Clinicals, in which she had actual contact with patients, were another story. The two-year program required 540 hours, or the equivalent of 13˝ full-time weeks, of clinicals.
Murlene would leave her house at 3 in the morning on a Monday, drive to North Platte or Hastings for hospital and clinic visits, book motels for two nights and be home by Wednesday evening.
She did this while juggling a hectic home life: two elementary-school-age children, an adult daughter and her child who had moved back home, a second divorce. But when an adult son was diagnosed with brain cancer, she had to scale back. She postponed a class. She got two incompletes but was allowed to turn in her work later to get the grades.
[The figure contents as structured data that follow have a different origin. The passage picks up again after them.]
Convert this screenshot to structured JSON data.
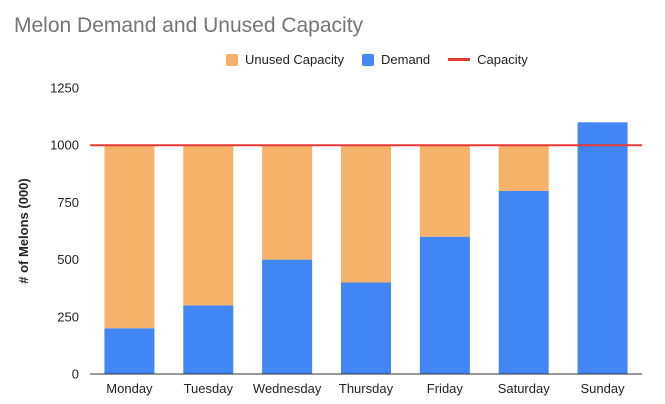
{
  "chart_data": {
    "type": "bar",
    "stacked": true,
    "title": "Melon Demand and Unused Capacity",
    "xlabel": "",
    "ylabel": "# of Melons (000)",
    "categories": [
      "Monday",
      "Tuesday",
      "Wednesday",
      "Thursday",
      "Friday",
      "Saturday",
      "Sunday"
    ],
    "series": [
      {
        "name": "Demand",
        "values": [
          200,
          300,
          500,
          400,
          600,
          800,
          1100
        ],
        "color": "#4285f4"
      },
      {
        "name": "Unused Capacity",
        "values": [
          800,
          700,
          500,
          600,
          400,
          200,
          0
        ],
        "color": "#f6b26b"
      }
    ],
    "capacity_line": {
      "name": "Capacity",
      "value": 1000,
      "color": "#e53935"
    },
    "ylim": [
      0,
      1250
    ],
    "yticks": [
      0,
      250,
      500,
      750,
      1000,
      1250
    ],
    "grid": false,
    "legend_order": [
      "Unused Capacity",
      "Demand",
      "Capacity"
    ],
    "legend_position": "top"
  }
}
The strain nearly caused Murlene to drop out of school halfway through.
She thought of her kids, who needed her. Of her cows, who needed tending.
Then Murlene thought of her son Ben, who died in 1997 at the age of 7, after being struck by a backhoe on the family's Montana sugar beet farm. She thought of the deep depression she fell into afterward.
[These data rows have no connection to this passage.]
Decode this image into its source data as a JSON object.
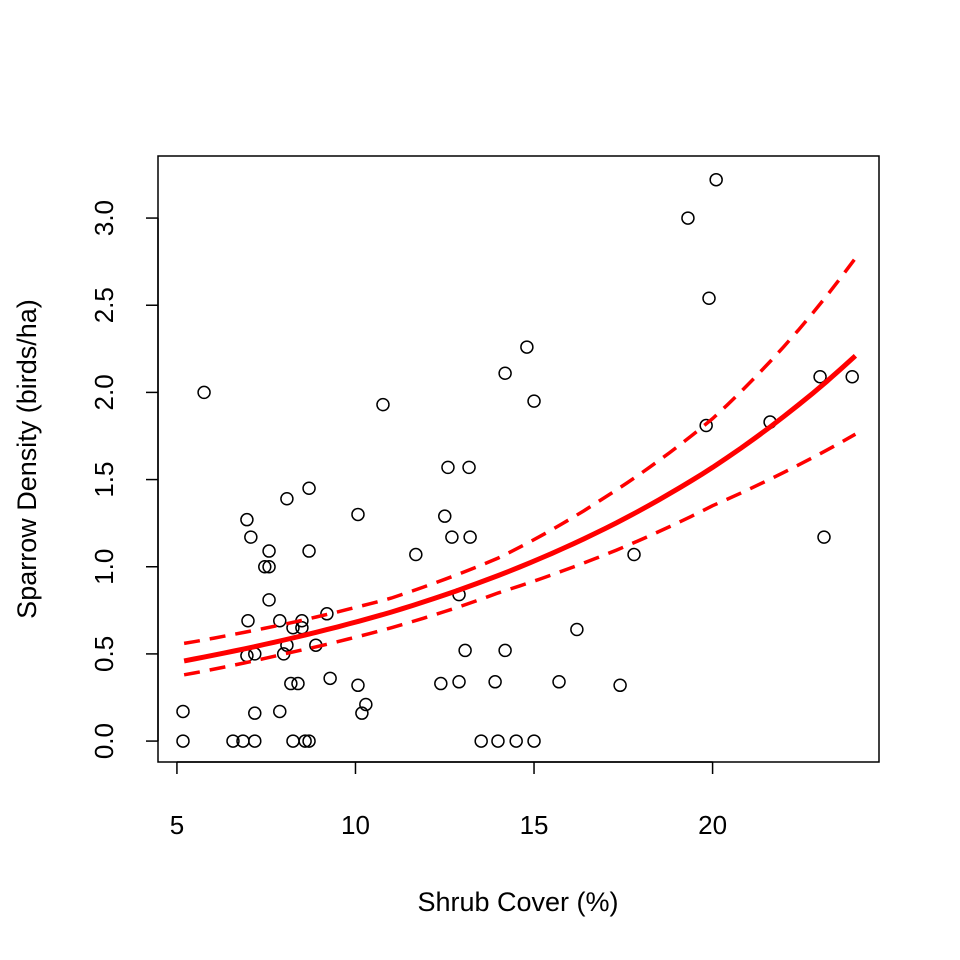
{
  "chart_data": {
    "type": "scatter",
    "title": "",
    "xlabel": "Shrub Cover (%)",
    "ylabel": "Sparrow Density (birds/ha)",
    "xlim": [
      4.47,
      24.66
    ],
    "ylim": [
      -0.12,
      3.356
    ],
    "xticks": [
      5,
      10,
      15,
      20
    ],
    "xtick_labels": [
      "5",
      "10",
      "15",
      "20"
    ],
    "yticks": [
      0,
      0.5,
      1,
      1.5,
      2,
      2.5,
      3
    ],
    "ytick_labels": [
      "0.0",
      "0.5",
      "1.0",
      "1.5",
      "2.0",
      "2.5",
      "3.0"
    ],
    "grid": false,
    "colors": {
      "points": "#000000",
      "fit": "#ff0000",
      "ci": "#ff0000"
    },
    "points": [
      [
        5.17,
        0.17
      ],
      [
        5.17,
        0
      ],
      [
        5.76,
        2.0
      ],
      [
        6.57,
        0
      ],
      [
        6.85,
        0
      ],
      [
        6.96,
        1.27
      ],
      [
        7.07,
        1.17
      ],
      [
        6.99,
        0.69
      ],
      [
        6.96,
        0.49
      ],
      [
        7.18,
        0.5
      ],
      [
        7.18,
        0.16
      ],
      [
        7.18,
        0
      ],
      [
        7.46,
        1.0
      ],
      [
        7.58,
        1.09
      ],
      [
        7.58,
        1.0
      ],
      [
        7.58,
        0.81
      ],
      [
        7.88,
        0.69
      ],
      [
        7.88,
        0.17
      ],
      [
        8.08,
        1.39
      ],
      [
        7.99,
        0.5
      ],
      [
        8.08,
        0.55
      ],
      [
        8.19,
        0.33
      ],
      [
        8.25,
        0.65
      ],
      [
        8.25,
        0
      ],
      [
        8.39,
        0.33
      ],
      [
        8.5,
        0.69
      ],
      [
        8.5,
        0.65
      ],
      [
        8.59,
        0
      ],
      [
        8.7,
        0
      ],
      [
        8.7,
        1.45
      ],
      [
        8.7,
        1.09
      ],
      [
        8.89,
        0.55
      ],
      [
        9.2,
        0.73
      ],
      [
        9.29,
        0.36
      ],
      [
        10.07,
        1.3
      ],
      [
        10.07,
        0.32
      ],
      [
        10.18,
        0.16
      ],
      [
        10.29,
        0.21
      ],
      [
        10.77,
        1.93
      ],
      [
        11.69,
        1.07
      ],
      [
        12.39,
        0.33
      ],
      [
        12.5,
        1.29
      ],
      [
        12.59,
        1.57
      ],
      [
        12.7,
        1.17
      ],
      [
        12.9,
        0.84
      ],
      [
        12.9,
        0.34
      ],
      [
        13.07,
        0.52
      ],
      [
        13.18,
        1.57
      ],
      [
        13.21,
        1.17
      ],
      [
        13.52,
        0
      ],
      [
        13.91,
        0.34
      ],
      [
        13.99,
        0
      ],
      [
        14.19,
        2.11
      ],
      [
        14.19,
        0.52
      ],
      [
        14.5,
        0
      ],
      [
        14.8,
        2.26
      ],
      [
        15.0,
        0
      ],
      [
        15.0,
        1.95
      ],
      [
        15.7,
        0.34
      ],
      [
        16.2,
        0.64
      ],
      [
        17.41,
        0.32
      ],
      [
        17.8,
        1.07
      ],
      [
        19.31,
        3.0
      ],
      [
        20.1,
        3.22
      ],
      [
        19.9,
        2.54
      ],
      [
        19.82,
        1.81
      ],
      [
        21.61,
        1.83
      ],
      [
        23.01,
        2.09
      ],
      [
        23.12,
        1.17
      ],
      [
        23.91,
        2.09
      ]
    ],
    "fit": {
      "name": "fitted",
      "x": [
        5.2,
        8,
        11,
        14,
        17,
        20,
        24
      ],
      "y": [
        0.46,
        0.58,
        0.74,
        0.95,
        1.22,
        1.57,
        2.21
      ]
    },
    "upper": {
      "name": "upper CI",
      "x": [
        5.2,
        8,
        11,
        14,
        17,
        20,
        24
      ],
      "y": [
        0.56,
        0.67,
        0.82,
        1.05,
        1.4,
        1.85,
        2.77
      ]
    },
    "lower": {
      "name": "lower CI",
      "x": [
        5.2,
        8,
        11,
        14,
        17,
        20,
        24
      ],
      "y": [
        0.38,
        0.5,
        0.65,
        0.85,
        1.07,
        1.35,
        1.76
      ]
    }
  }
}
“I felt like I slept all the time after Ben died,” she said, “yet again felt like I needed to sleep and could not. I had trouble sleeping and would jar awake, sobbing. My chest hurt so bad when I lay in bed — the physical pain of grief was so shocking to me. It literally hurt to breathe.”
Eight months later, she went to see her physician about a urinary tract infection, sores all over her body and weight loss. Her doctor said her immune system was breaking down and prescribed an antibiotic. And an antidepressant.
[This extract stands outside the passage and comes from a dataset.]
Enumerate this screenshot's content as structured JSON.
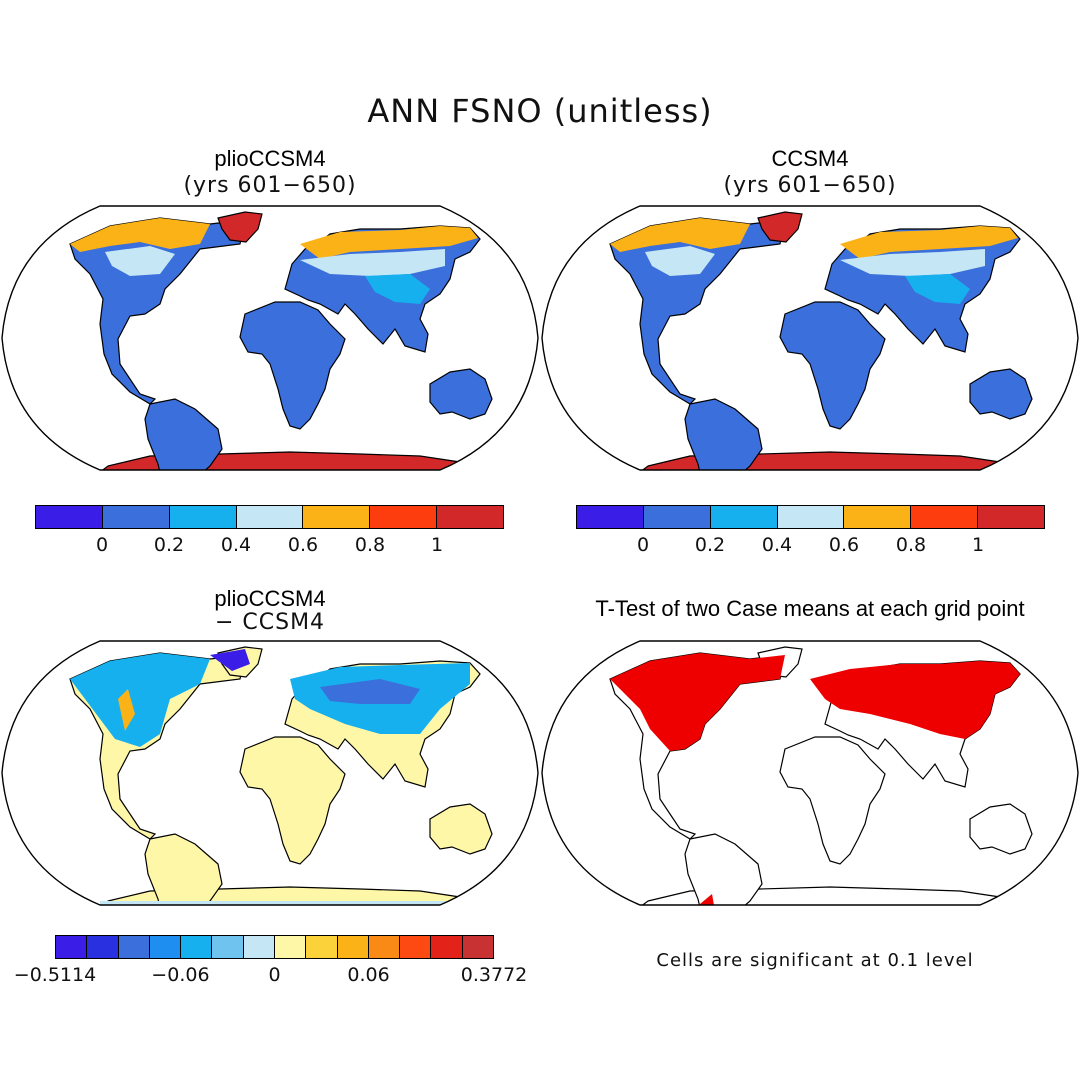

The Prozac helped her sleep. But it didn't remove the depression, and it felt like a crutch that a tough farm woman shouldn't need. So she quit taking it and fell deeper into depression.
In hindsight, Murlene says, she wishes she would have also had therapy.
The grief over her son's tragic death upended her first marriage.
“It devastated us,” she said. “If we would have gotten the help we needed ... . We were best friends.”
So she thought of all that.
Murlene also thought of two women her age who had died recently. One was a Wyoming friend, who killed herself.
The other was a neighbor, who died after years of struggling with what Murlene thinks was undiagnosed schizophrenia.
“There was no option of giving up,” Murlene said of her studies. “Did I cry a lot? Yes.”
Family, friends and neighbors, especially Danny, a widower, pitched in to cover the ranch and child-care duties so she could study and get her clinical hours.
“You will land on your feet,” Danny told her. “Failure is not an option. And we will not let you fail.”
In August, Danny proposed. In December the couple married, and Murlene graduated.
She donned her cap and gown in the basement of Joslyn Art Museum alongside classmates young enough to be her children. Two hospitals were bidding for her, and other job options beckoned.
She had earned a perfect grade-point average and was named by UNMC “outstanding graduate.”
“I'm so excited, I'm really happy,” she said. “I just want to impart hope.”